Karlene Cunningham, PhD
Diversity, Equity, and Inclusion Advisor
Dr. Karlene Cunningham is an attending psychologist, Clinical Assistant Professor, and Vice-Chair of Diversity and Inclusion in the Department of Psychiatry and Behavioral Medicine at the Brody School of Medicine at East Carolina University. She received her Ph.D. in Clinical Psychology from Auburn University and completed her internship in Behavioral Medicine at the Alpert Medical School of Brown University. She stayed on to complete an NIH-funded postdoctoral fellowship in Adolescent/Young Adult Biobehavioral HIV research and a second fellowship in Clinical and Community-Based HIV/AIDS through Brown University’s School of Public Health. Much of her initial research focused on marginalized communities and identified factors locally and globally that can reduce sexual health risks. During her time at Brown, she received specialized training in perinatal mental health at one of the first mother-baby day hospitals in the US. This training is the foundation for her current health disparities research in perinatal mental health.
Clinically, Dr. Cunningham focuses primarily on hospital-based consultation-liaison with a special interest in reproductive psychology, psycho-oncology, and sickle cell disease. She takes pride in her role providing supervision to medical students and resident learners on service. She is specifically known for crafting additional educational experiences related to social determinates of health, health disparities, and patient-provider communication.
In 2018, Dr.

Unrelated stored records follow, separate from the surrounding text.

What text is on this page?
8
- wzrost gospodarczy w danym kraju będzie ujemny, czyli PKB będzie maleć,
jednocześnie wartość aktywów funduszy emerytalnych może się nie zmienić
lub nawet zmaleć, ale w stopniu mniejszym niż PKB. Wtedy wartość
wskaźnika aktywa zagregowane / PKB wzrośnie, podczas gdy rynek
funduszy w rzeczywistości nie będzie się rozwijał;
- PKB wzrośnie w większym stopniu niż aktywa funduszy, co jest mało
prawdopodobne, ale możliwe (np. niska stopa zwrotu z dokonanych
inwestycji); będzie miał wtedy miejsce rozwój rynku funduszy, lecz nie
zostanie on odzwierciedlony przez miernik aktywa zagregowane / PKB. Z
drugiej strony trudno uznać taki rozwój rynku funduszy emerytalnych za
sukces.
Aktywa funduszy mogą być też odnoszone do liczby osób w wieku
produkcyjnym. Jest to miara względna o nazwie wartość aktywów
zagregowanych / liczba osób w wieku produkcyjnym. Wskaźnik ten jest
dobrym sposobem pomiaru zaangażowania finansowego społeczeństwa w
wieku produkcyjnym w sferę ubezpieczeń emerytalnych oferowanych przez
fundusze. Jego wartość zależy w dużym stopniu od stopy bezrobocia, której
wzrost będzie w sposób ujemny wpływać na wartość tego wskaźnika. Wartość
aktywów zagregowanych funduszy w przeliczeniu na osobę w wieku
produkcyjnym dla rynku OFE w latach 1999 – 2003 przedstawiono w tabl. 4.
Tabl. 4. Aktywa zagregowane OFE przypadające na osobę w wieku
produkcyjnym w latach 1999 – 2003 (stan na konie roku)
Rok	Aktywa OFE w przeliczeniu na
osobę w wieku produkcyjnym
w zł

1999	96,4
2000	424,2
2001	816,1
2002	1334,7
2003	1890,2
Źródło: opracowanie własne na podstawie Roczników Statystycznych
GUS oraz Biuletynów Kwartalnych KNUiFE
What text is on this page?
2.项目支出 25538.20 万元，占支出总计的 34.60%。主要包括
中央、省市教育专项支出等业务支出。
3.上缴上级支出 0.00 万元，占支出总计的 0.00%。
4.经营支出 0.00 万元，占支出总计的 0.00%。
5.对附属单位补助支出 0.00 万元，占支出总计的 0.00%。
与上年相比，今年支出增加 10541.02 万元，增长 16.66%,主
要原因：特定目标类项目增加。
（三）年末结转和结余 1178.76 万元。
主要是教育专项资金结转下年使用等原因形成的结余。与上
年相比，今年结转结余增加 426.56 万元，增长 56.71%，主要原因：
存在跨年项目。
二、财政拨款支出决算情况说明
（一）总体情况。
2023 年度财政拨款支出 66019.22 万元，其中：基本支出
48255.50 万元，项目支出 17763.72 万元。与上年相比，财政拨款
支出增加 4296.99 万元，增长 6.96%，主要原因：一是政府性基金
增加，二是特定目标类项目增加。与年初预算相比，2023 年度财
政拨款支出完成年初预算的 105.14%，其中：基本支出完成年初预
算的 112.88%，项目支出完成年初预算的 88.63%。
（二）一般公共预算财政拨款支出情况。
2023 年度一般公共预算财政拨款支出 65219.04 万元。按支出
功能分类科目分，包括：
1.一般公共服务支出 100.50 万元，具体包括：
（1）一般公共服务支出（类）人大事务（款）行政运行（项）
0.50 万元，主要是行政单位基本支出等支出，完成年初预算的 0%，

Cunningham was appointed as the Vice-Chair of Diversity and Inclusion for her department and soon became the school-level VCDI committee chair. During her tenure as the chair of VCDI, she has worked on solidifying participation from all departments, increased baseline resources for fellow VCDIs, developed programming to improve awareness of healthcare disparities, and encouraged evidence-based interventions to enhance inclusion and belonging.
On a personal note, Dr. Cunningham’s investment in DEI work and health equity is born out of her lived experience. Originally from a rural part of Jamaica and having lived in the South most of her life, she has experienced firsthand the negative impacts of healthcare disparities and the need for health equity.